Он рывком заставил себя встать и, словно тряпичная кукла обмяк. Обратно на подушку он не упал, он вообще потерял возможность шевелиться, отключился. Очнулся снова, когда почувствовал что-то помимо накрахмаленной чужой одежды на плече. Это очнулся отец.
Ал не знал, говорил ли тот что-то, но он не мог этого слышать, или его губы просто открывались и закрывались, не в силах выдавить ни звука, но от этой глухоты мир снова пошатнулся. Снова пришел в норму, в которой ты можешь хотя бы понимать, что все еще существуешь. Тепло губ на лбу, шевеление волос под большой ладонью на затылке, странное покалывание в руке. Последним оказался клейкий пластырь, дергающий Ала за волоски на руке, при неловком движении. Однако иглу, от которой отходила длинная, отливающая голубизной и желтым бликом света, трубка, он под кожей не чувствовал.
– Как ты себя чувствуешь?
На удивление, слышать и понимать он смог сразу. Но это слово. Чувствовать.
Одна рука, голова точно были на месте. Ноги, ребра… вторую руку он одновременно ощущал слишком сильно и не ощущал вообще. Медленно повернув голову в ее сторону, Ал обнаружил тугой бинт, давивший на пораненное запястье и заставляющий все вплоть до локтя неметь.
Отец проследил за его взглядом и рукой повернул голову в другую сторону. Запах. Это была кожа. Точнее, ее заменитель из дешевого магазина. И сырость. Куртка только просохла после улицы. И сигареты.
Ал снова чуть не уснул. Только теперь не от дурноты, а от слабости, которой сопротивляться не хотелось.
Глаза не дали раствориться в этой бездне на очередной неопределенный временной промежуток. Теперь он снова мог видеть дверь, свет за зарешеченным окном – от серости ритмичных квадратиков становилось тошнотворно – и два силуэта. Страх. Ал понял его, когда уже отстранился от отца, на удивление, оказавшись сильнее, чем он.
– Саша, – шепнул отец осипшим голосом. – Это…

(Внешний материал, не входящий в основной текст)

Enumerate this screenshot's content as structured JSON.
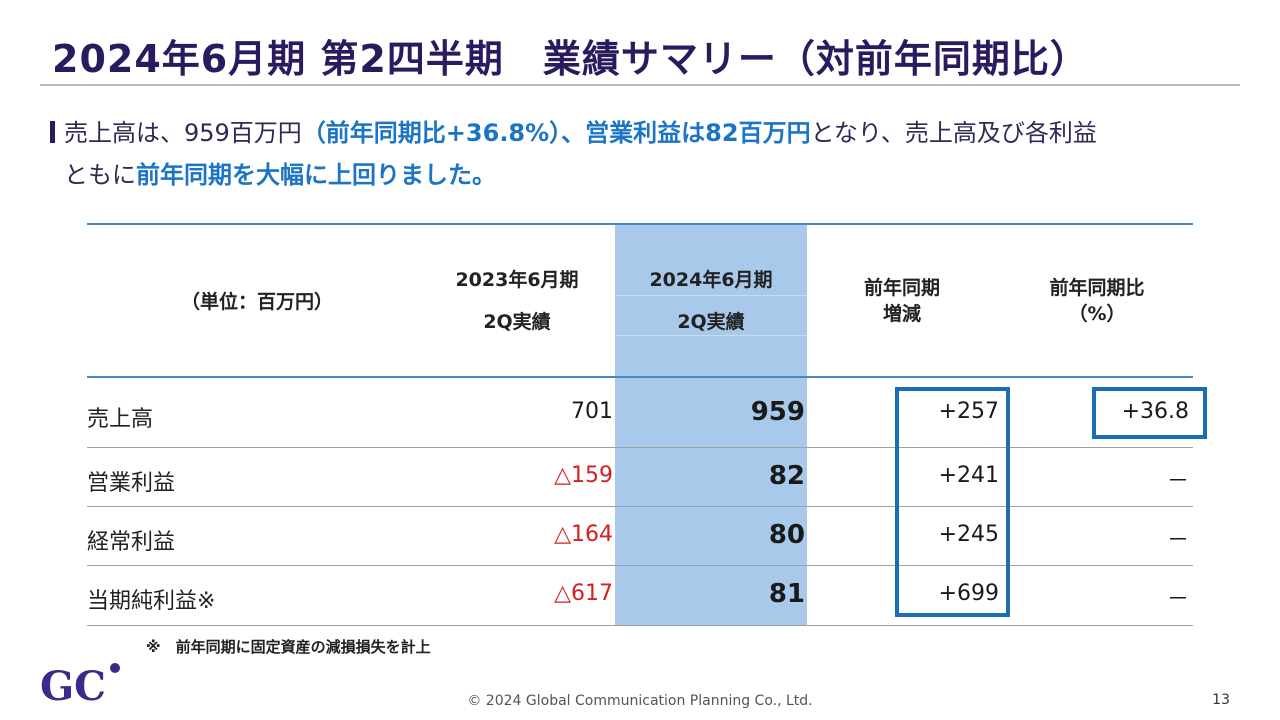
{
  "header": {
    "title": "2024年6月期 第2四半期　業績サマリー（対前年同期比）"
  },
  "summary": {
    "part1": "売上高は、959百万円",
    "part2": "（前年同期比+36.8%）、営業利益は82百万円",
    "part3": "となり、売上高及び各利益",
    "part4": "ともに",
    "part5": "前年同期を大幅に上回りました。"
  },
  "table": {
    "unit_label": "（単位：百万円）",
    "col_prev_line1": "2023年6月期",
    "col_prev_line2": "2Q実績",
    "col_curr_line1": "2024年6月期",
    "col_curr_line2": "2Q実績",
    "col_diff_line1": "前年同期",
    "col_diff_line2": "増減",
    "col_ratio_line1": "前年同期比",
    "col_ratio_line2": "（%）",
    "rows": [
      {
        "label": "売上高",
        "prev": "701",
        "curr": "959",
        "diff": "+257",
        "ratio": "+36.8"
      },
      {
        "label": "営業利益",
        "prev": "△159",
        "curr": "82",
        "diff": "+241",
        "ratio": "－"
      },
      {
        "label": "経常利益",
        "prev": "△164",
        "curr": "80",
        "diff": "+245",
        "ratio": "－"
      },
      {
        "label": "当期純利益※",
        "prev": "△617",
        "curr": "81",
        "diff": "+699",
        "ratio": "－"
      }
    ]
  },
  "footnote": "※　前年同期に固定資産の減損損失を計上",
  "footer": {
    "copyright": "© 2024 Global Communication Planning Co., Ltd.",
    "page_number": "13"
  },
  "logo": {
    "text": "GC"
  },
  "colors": {
    "title": "#2a1a5e",
    "highlight": "#1b74c5",
    "negative": "#d42020",
    "column_highlight": "#a8c9ea",
    "box": "#1b6eb5"
  }
}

Он посмотрел в ту же сторону, выглядя при этом глубоко несчастным. Он был загнан в угол. Не только пережитым горем, но врагом, подобравшимся за спину.
Но Ал не мог думать о произошедшем, а значит, не мог задавать сам себе вопросы. Где Карл? Почему отец пустил этих двоих? Ни один из них даже не пронесся у Ала в голове, ему не нужно было их сдерживать. Как и чувства. Одного взгляда на отца хватило, чтобы животное тошнотворное ощущение в груди заглохло, уступив место абсолютному безразличию.
– Здравствуй, Александр.
Гор счел состояние Ала достаточно приемлемым, чтобы начать разговор. Парень почувствовал, как сжались или дрогнули пальцы отца, все еще лежавшие на плече.
– Тебе еще плохо? – участливо спросил Гор. Его голос не был наполнен страхом, тусклостью, как у отца, но тоже был хриплым. Но эта хрипота вызывала куда больше отвращения и неприемлемости, чем то страшное, слышавшееся в отце. – Ты не можешь говорить? Я могу подождать.
– Здравствуйте, – выдавил из себя Ал.
Собственный голос казался чужим, он не чувствовал напряжения голосовых связок, но слышал хрип, потому кашлянул. В ушах зазвенело, и следующие слова Гора он почти не расслышал.
– Отлично, – заметил мужчина. – Теперь мы можем приступить.
– К чему? – бесцветно спросил Ал.
– К переговорам.
Личным. С Гором с глазу на глаз. Только он и тот, о ком столько говорили, кто за стольким стоял, кто так напугал его, расплываясь силуэтом за водой аквариума, к кому Ал сейчас уже не чувствовал ничего. Не так должен был настать этот момент. Чувства должны были быть другими. Они должны были быть.
Но еще был отец. Не способный сражаться, говорить. Мысль, горячее желание было промелькнуло, но тут же пропало. Ал инстинктивно загасил его. Голова должна остаться чистой.